Bowel cancer, what horrible words….

me+ Members

by Billy Ritchie

meplus billy banner

My bowel cancer journey starts with keyhole surgery for a hernia in April 2010, By August I still wasn’t feeling well. I was turning grey and losing weight. There was obviously something else going on. I remember being at a funeral mid-November and everyone kept asking me if I was ok. It was probably the gaunt look I was sporting.

The next day I had an endoscope and was told they had found a tumor in my bowel. I didn’t really take it in right away. I felt that I was in a bubble, but I knew what it meant - I had bowel cancer and I might be dead soon. When faced with news like this, you have a choice, a simple choice. Give up and die or get on with it and live, I chose the latter, if it will let me.

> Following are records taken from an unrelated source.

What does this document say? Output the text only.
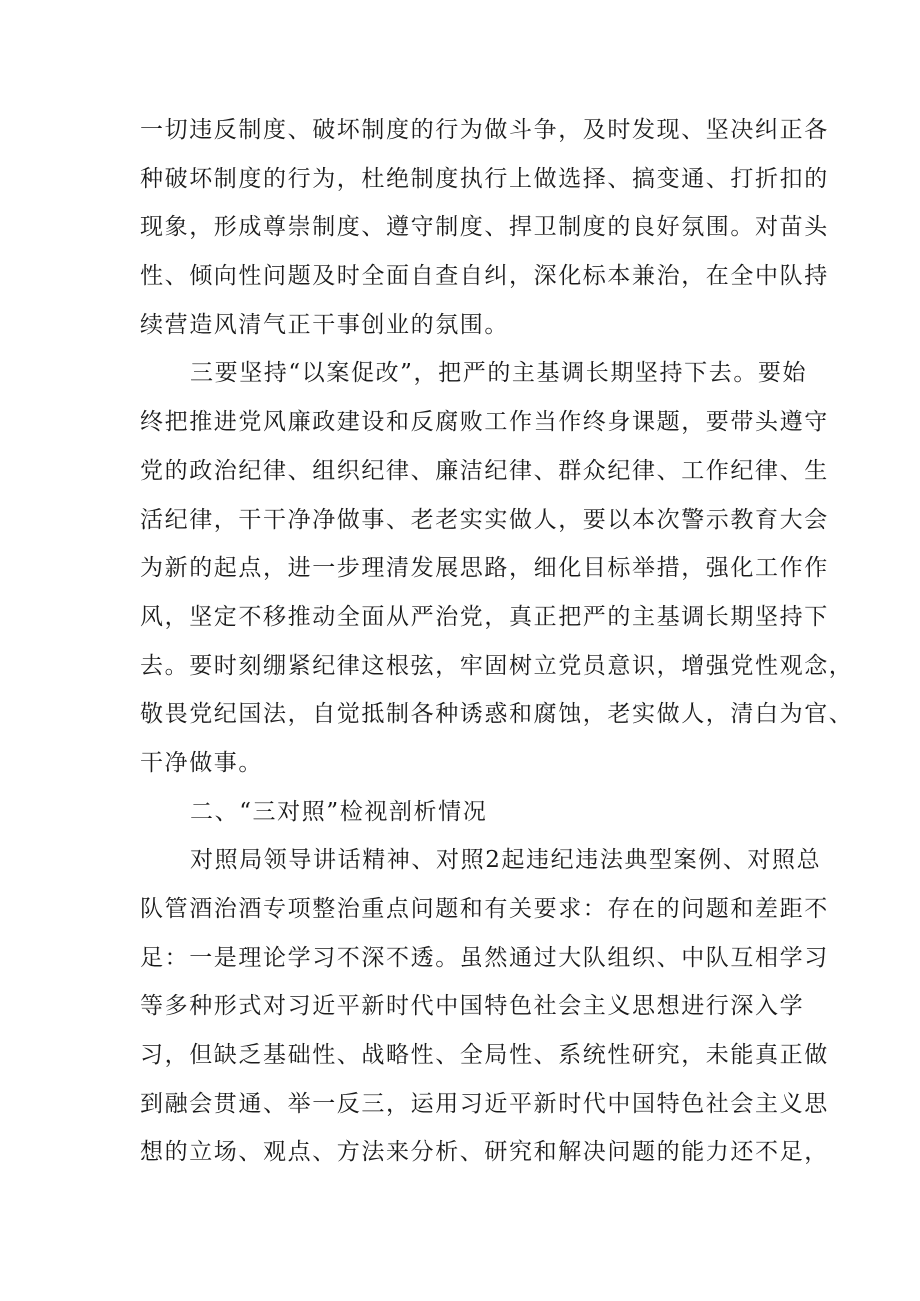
一切违反制度、破坏制度的行为做斗争，及时发现、坚决纠正各
种破坏制度的行为，杜绝制度执行上做选择、搞变通、打折扣的
现象，形成尊崇制度、遵守制度、捍卫制度的良好氛围。对苗头
性、倾向性问题及时全面自查自纠，深化标本兼治，在全中队持
续营造风清气正干事创业的氛围。
三要坚持“以案促改”，把严的主基调长期坚持下去。要始
终把推进党风廉政建设和反腐败工作当作终身课题，要带头遵守
党的政治纪律、组织纪律、廉洁纪律、群众纪律、工作纪律、生
活纪律，干干净净做事、老老实实做人，要以本次警示教育大会
为新的起点，进一步理清发展思路，细化目标举措，强化工作作
风，坚定不移推动全面从严治党，真正把严的主基调长期坚持下
去。要时刻绷紧纪律这根弦，牢固树立党员意识，增强党性观念，
敬畏党纪国法，自觉抵制各种诱惑和腐蚀，老实做人，清白为官、
干净做事。
二、“三对照”检视剖析情况
对照局领导讲话精神、对照2起违纪违法典型案例、对照总
队管酒治酒专项整治重点问题和有关要求：存在的问题和差距不
足：一是理论学习不深不透。虽然通过大队组织、中队互相学习
等多种形式对习近平新时代中国特色社会主义思想进行深入学
习，但缺乏基础性、战略性、全局性、系统性研究，未能真正做
到融会贯通、举一反三，运用习近平新时代中国特色社会主义思
想的立场、观点、方法来分析、研究和解决问题的能力还不足，
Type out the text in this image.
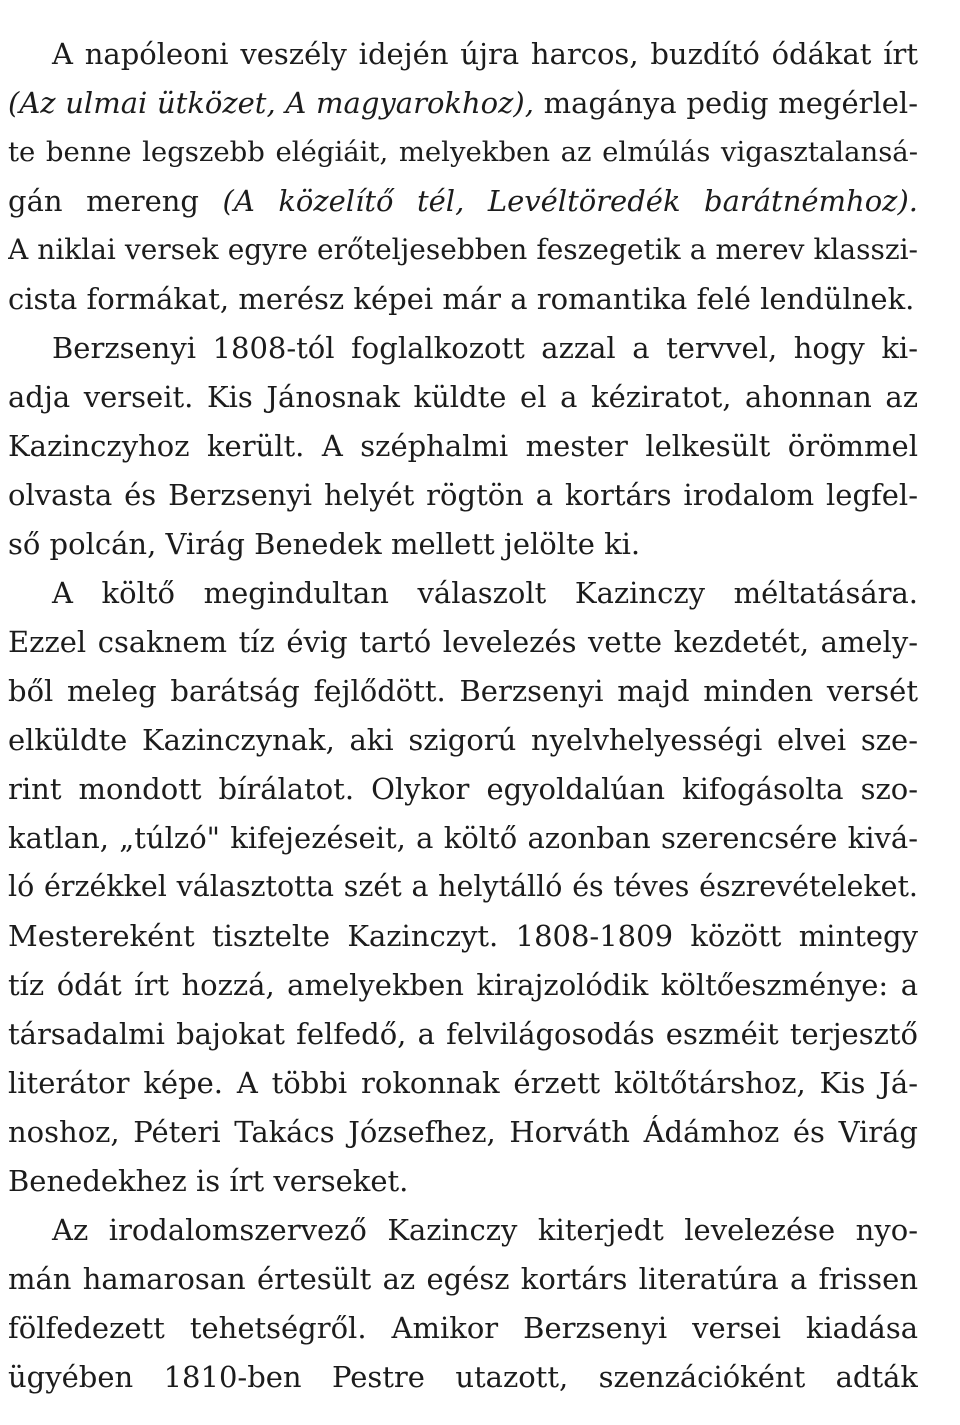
A napóleoni veszély idején újra harcos, buzdító ódákat írt
(Az ulmai ütközet, A magyarokhoz), magánya pedig megérlel-
te benne legszebb elégiáit, melyekben az elmúlás vigasztalansá-
gán mereng (A közelítő tél, Levéltöredék barátnémhoz).
A niklai versek egyre erőteljesebben feszegetik a merev klasszi-
cista formákat, merész képei már a romantika felé lendülnek.
Berzsenyi 1808-tól foglalkozott azzal a tervvel, hogy ki-
adja verseit. Kis Jánosnak küldte el a kéziratot, ahonnan az
Kazinczyhoz került. A széphalmi mester lelkesült örömmel
olvasta és Berzsenyi helyét rögtön a kortárs irodalom legfel-
ső polcán, Virág Benedek mellett jelölte ki.
A költő megindultan válaszolt Kazinczy méltatására.
Ezzel csaknem tíz évig tartó levelezés vette kezdetét, amely-
ből meleg barátság fejlődött. Berzsenyi majd minden versét
elküldte Kazinczynak, aki szigorú nyelvhelyességi elvei sze-
rint mondott bírálatot. Olykor egyoldalúan kifogásolta szo-
katlan, „túlzó" kifejezéseit, a költő azonban szerencsére kivá-
ló érzékkel választotta szét a helytálló és téves észrevételeket.
Mestereként tisztelte Kazinczyt. 1808-1809 között mintegy
tíz ódát írt hozzá, amelyekben kirajzolódik költőeszménye: a
társadalmi bajokat felfedő, a felvilágosodás eszméit terjesztő
literátor képe. A többi rokonnak érzett költőtárshoz, Kis Já-
noshoz, Péteri Takács Józsefhez, Horváth Ádámhoz és Virág
Benedekhez is írt verseket.
Az irodalomszervező Kazinczy kiterjedt levelezése nyo-
mán hamarosan értesült az egész kortárs literatúra a frissen
fölfedezett tehetségről. Amikor Berzsenyi versei kiadása
ügyében 1810-ben Pestre utazott, szenzációként adták
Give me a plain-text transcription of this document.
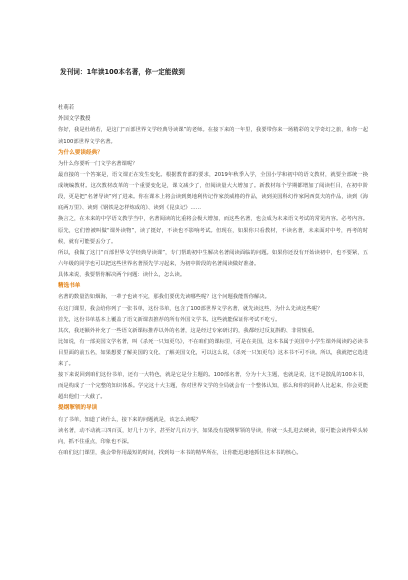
发刊词：1年读100本名著，你一定能做到

杜萌若

外国文学教授

你好，我是杜萌若，是这门“百部世界文学经典导读课”的老师。在接下来的一年里，我要带你来一场精彩的文学奇幻之旅，和你一起读100部世界文学名著。

为什么要读经典？

为什么你要听一门文学名著课呢？

最直接的一个答案是，语文课正在发生变化。根据教育部的要求，2019年秋季入学，全国小学和初中的语文教材，就要全部统一换成统编教材。这次教材改革的一个重要变化是，课文减少了，但阅读量大大增加了。新教材每个学期都增加了阅读栏目，在初中阶段，更是把“名著导读”列了进来。你在课本上将会读到奥地利传记作家茨威格的作品，读到美国科幻作家阿西莫夫的作品，读到《海底两万里》、读到《钢铁是怎样炼成的》、读到《昆虫记》……

换言之，在未来的中学语文教学当中，名著阅读的比重将会极大增加，而这些名著，也会成为未来语文考试的常见内容。必考内容。原先，它们曾被叫做“课外读物”，读了挺好，不读也不影响考试。但现在，如果你只看教材，不读名著，未来面对中考，再考的时候，就有可能要丢分了。

所以，我做了这门“百部世界文学经典导读课”，专门帮助初中生解决名著阅读面临的问题。如果你还没有开始读初中，也不要紧，五六年级的同学也可以把这些世界名著预先学习起来，为初中阶段的名著阅读做好准备。

具体来说，我要帮你解决两个问题：读什么，怎么读。

精选书单

名著的数量浩如烟海，一辈子也读不完，那我们要优先读哪些呢？这个问题我能帮你解决。

在这门课里，我会给你列了一张书单，这份书单，包含了100部世界文学名著，就先读这些，为什么先读这些呢？

首先，这份书单基本上覆盖了语文新课表推荐的所有外国文学书。这些就能保证你考试不吃亏。

其次，我还额外补充了一些语文新课标推荐以外的名著，这是经过专家研讨的，我都经过反复斟酌、非常慎重。

比如说，有一部美国文学名著，叫《杀死一只知更鸟》，不在咱们的课标里，可是在美国，这本书属于美国中小学生课外阅读的必读书目里面的前五名，如果想要了解美国的文化、了解美国文化，可以这么说，《杀死一只知更鸟》这本书不可不读。所以，我就把它选进来了。

接下来说回到咱们这份书单，还有一大特色，就是它是分主题的。100部名著，分为十大主题，也就是说，这不是散乱的100本书，而是构成了一个完整的知识体系。学完这十大主题，你对世界文学的全局就会有一个整体认知，那么和你的同龄人比起来，你会更能超出他们一大截了。

提纲挈领的导读

有了书单，知道了读什么，接下来的问题就是，该怎么读呢？

读名著，动不动就三四百页，好几十万字，甚至好几百万字，如果没有提纲挈领的导读，你就一头扎进去硬读，很可能会读得晕头转向，抓不住重点，印象也不深。

在咱们这门课里，我会带你用最短的时间，找到每一本书的精华所在，让你能迅速地抓住这本书的核心。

The medical profession took over very quickly at this point. My GP started me on pain killers and arranged for me to see the specialist within 5 days of the diagnosis. The colorectal consultant met me and my brother to inform me that a tumor had been found in my cecum and it is cancerous. He confirmed that the operation would be before Christmas.

I made numerous trips to the hospital for different examinations. An MRI scan confirmed that the bowel cancer might have fused itself to my bladder. I would probably have to lose that as well as my large intestine. To confirm this, they had to examine my bladder. (“You want to put a camera where?!”) That examination confirmed the worst, they might all have to be taken out. That sucked. It was a tiring time before the operation with all the trips to hospital, in and out. But through all of it I was looking at the positive - get it out and get back to normal.

Bowel cancer in the family

I kept my parents and siblings informed throughout as an older sister had passed away from cancer of the cecum in 1995 aged just 32. But I didn’t tell my four children until the consultants had confirmed the plan of action, now that was a difficult discussion. Just before I was signed off work my colleagues were told about my condition and to act as normal, no fuss or sympathy please. All respected my wishes, apart from two who thought they knew better and insisted on a cuddle. “I’m not dead yet,” I said, “no sympathy, no fuss please.” However, two good friends in the office decided to place post it stickers on all my stuff - desk pc, chair, coat, even my two bags of sweets – ‘baggy that’, ‘baggy this’ on my stuff, it lightened the mood and we still talk about how good it made me feel that day.

Then it was full steam ahead for the operation. Forms, needles, bloods, injections. I remember sitting on the trolley in the pre-op room at 9.30am, getting my epidural for pain relief for after the operation and the anesthetist injecting the final potion into the cannula in my hand.


Billy after bowel cancer surgery

Then…”Billy, Billy wake up wake up! Hello, you are all right!” When I came to after the surgery I asked if it was done and if they had given me a pee bag (urostomy bag). Yes, they had. My world sank. I had had my large intestine, bladder and prostate removed, but on the bright side they also took out all the bowel cancer, yippee.

Following 6 months being like a zombie on chemotherapy, I visited the Oncology unit. The Doctor had the biggest smile on his face, “You have done well, all the tests show no evidence of any spread, now go live your life.”

Looking back now I realize that I have held onto the positive attitude given to me throughout my treatment from all the medical teams I encountered. GP’s, Consultants, Nurses, and Oncologists to name but a few. I have lived my live to the full since then, and enjoy numerous hobbies from mountain biking, hill walking, scrambling, gorge walking and my favorite - rock climbing.

If I had to give any advice to someone at the beginning of their journey with bowel cancer it would be that anything is possible and not to give up. Following genetic testing, I received a letter in 2015 to say I have an abnormal gene, the same one that my late sister had. It has been classified as Lynch Syndrome. I might have another fight in the future. If I do I will take it head on. Fight, fight, fight and you can win.